\(\displaystyle L\frac{d^2 q}{dt^2} + R\frac{dq}{dt} + \frac{1}{C}q = v\)
We continue from here.
\(\displaystyle L\frac{d^2 q}{dt^2} + R\frac{dq}{dt} + \frac{1}{C}q = v\)
\(\displaystyle \frac{d^2 q}{dt^2} + \frac{R}{L}\frac{dq}{dt} + \frac{1}{LC}q = \frac{v}{L}\)
\(\displaystyle \frac{d^2 q}{dt^2} + 2\frac{dq}{dt} + 16q = 2\)
\(\displaystyle r = \frac{-2 \pm \sqrt{4 - 4(1)(16)}}{2(1)}\)
\(\displaystyle r = -1 \pm i\sqrt{15}\)
\(\displaystyle q(t) = c_1e^{-t}\cos \sqrt{15}t + c_2e^{-t}\sin \sqrt{15}t + \frac{1}{8}\)
\(\displaystyle i(0) = 0\) also means \(\displaystyle q(0) = 0\), then
\(\displaystyle c_1 = -\frac{1}{8}\)
\(\displaystyle q(t) = -\frac{1}{8}e^{-t}\cos \sqrt{15}t + c_2e^{-t}\sin \sqrt{15}t + \frac{1}{8}\)
\(\displaystyle i(t) = \frac{dq}{dt} = \frac{1}{8}e^{-t}\bigg[\left(\sqrt{15} - 8c_2\right)\sin\sqrt{15}t + \left(8\sqrt{15}c_2 + 1\right)\cos\sqrt{15}t\bigg]\)
Apply \(\displaystyle i(0) = 0\).
\(\displaystyle 0 = \frac{1}{8}e^{-t}\bigg[\left(8\sqrt{15}c_2 + 1\right)\bigg]\)
\(\displaystyle c_2 = -\frac{1}{8\sqrt{15}}\)

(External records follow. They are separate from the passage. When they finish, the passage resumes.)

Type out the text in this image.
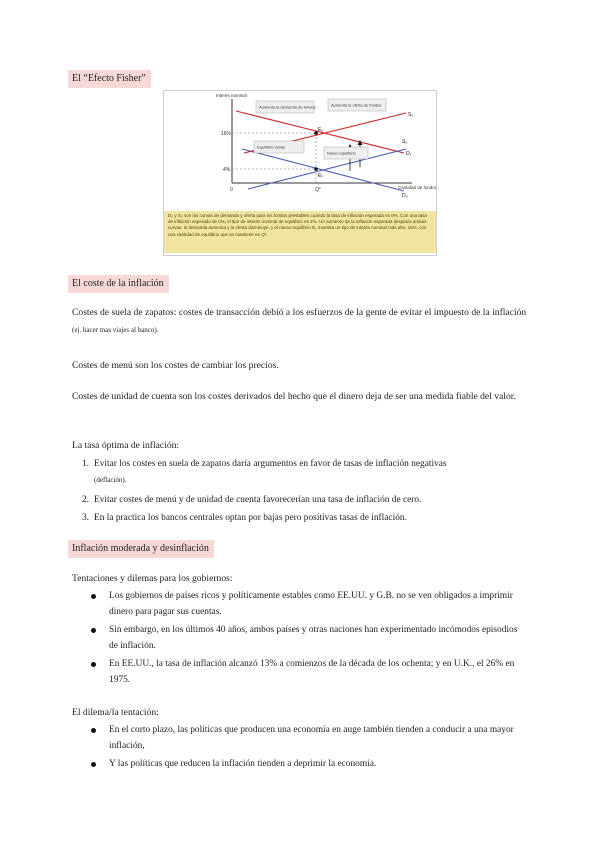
El “Efecto Fisher”
Interés nominal
Cantidad de fondos
16%
4%
0	Q*
E₁
E₀
S₁
D₁
S₀
D₀
Aumenta la demanda de fondos	Aumenta la oferta de fondos
Equilibrio inicial
Nuevo equilibrio
D₀ y S₀ son las curvas de demanda y oferta para los fondos prestables cuando la tasa de inflación esperada es 0%. Con una tasa de inflación esperada de 0%, el tipo de interés nominal de equilibrio es 4%. Un aumento de la inflación esperada desplaza ambas curvas: la demanda aumenta y la oferta disminuye, y el nuevo equilibrio E₁ muestra un tipo de interés nominal más alto, 16%, con una cantidad de equilibrio que se mantiene en Q*.
El coste de la inflación
Costes de suela de zapatos: costes de transacción debió a los esfuerzos de la gente de evitar el impuesto de la inflación (ej. hacer mas viajes al banco).
Costes de menú son los costes de cambiar los precios.
Costes de unidad de cuenta son los costes derivados del hecho que el dinero deja de ser una medida fiable del valor.
La tasa óptima de inflación:
1. Evitar los costes en suela de zapatos daría argumentos en favor de tasas de inflación negativas
(deflación).
2. Evitar costes de menú y de unidad de cuenta favorecerían una tasa de inflación de cero.
3. En la practica los bancos centrales optan por bajas pero positivas tasas de inflación.
Inflación moderada y desinflación
Tentaciones y dilemas para los gobiernos:
Los gobiernos de países ricos y políticamente estables como EE.UU. y G.B. no se ven obligados a imprimir dinero para pagar sus cuentas.
Sin embargo, en los últimos 40 años, ambos países y otras naciones han experimentado incómodos episodios de inflación.
En EE.UU., la tasa de inflación alcanzó 13% a comienzos de la década de los ochenta; y en U.K., el 26% en 1975.
El dilema/la tentación:
En el corto plazo, las políticas que producen una economía en auge también tienden a conducir a una mayor inflación,
Y las políticas que reducen la inflación tienden a deprimir la economía.
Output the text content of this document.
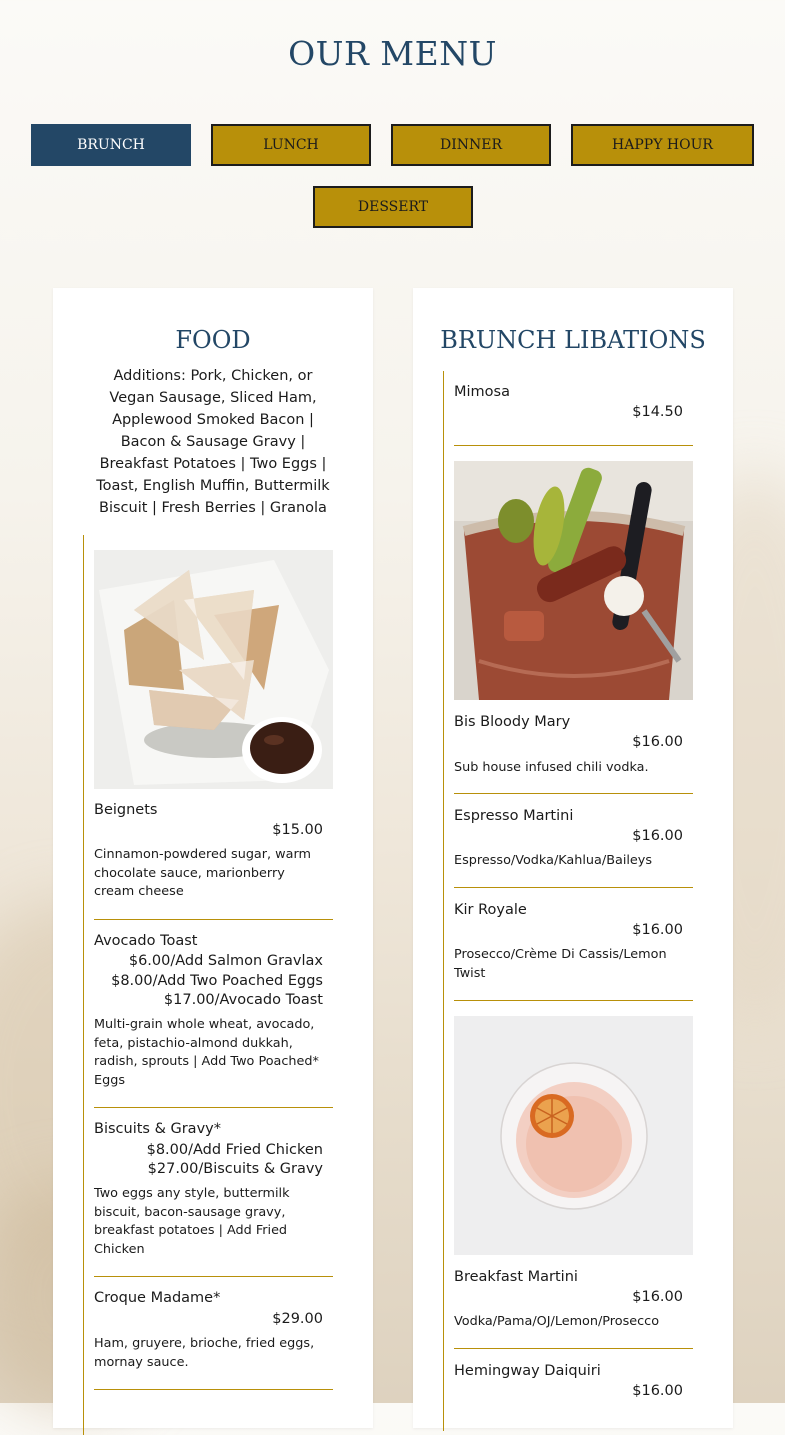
OUR MENU
BRUNCH	LUNCH	DINNER	HAPPY HOUR
DESSERT
FOOD
Additions: Pork, Chicken, or Vegan Sausage, Sliced Ham, Applewood Smoked Bacon | Bacon & Sausage Gravy | Breakfast Potatoes | Two Eggs | Toast, English Muffin, Buttermilk Biscuit | Fresh Berries | Granola
Beignets
$15.00
Cinnamon-powdered sugar, warm chocolate sauce, marionberry cream cheese
Avocado Toast
$6.00/Add Salmon Gravlax
$8.00/Add Two Poached Eggs
$17.00/Avocado Toast
Multi-grain whole wheat, avocado, feta, pistachio-almond dukkah, radish, sprouts | Add Two Poached* Eggs
Biscuits & Gravy*
$8.00/Add Fried Chicken
$27.00/Biscuits & Gravy
Two eggs any style, buttermilk biscuit, bacon-sausage gravy, breakfast potatoes | Add Fried Chicken
Croque Madame*
$29.00
Ham, gruyere, brioche, fried eggs, mornay sauce.
BRUNCH LIBATIONS
Mimosa
$14.50
Bis Bloody Mary
$16.00
Sub house infused chili vodka.
Espresso Martini
$16.00
Espresso/Vodka/Kahlua/Baileys
Kir Royale
$16.00
Prosecco/Crème Di Cassis/Lemon Twist
Breakfast Martini
$16.00
Vodka/Pama/OJ/Lemon/Prosecco
Hemingway Daiquiri
$16.00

\(\displaystyle i(t) = \frac{1}{8}e^{-t}\bigg[\left(\sqrt{15} + \frac{1}{\sqrt{15}}\right)\sin\sqrt{15}t\bigg]\)
Simplify.
\(\displaystyle i(t) = \frac{2}{\sqrt{15}}e^{-t}\sin\sqrt{15}t\)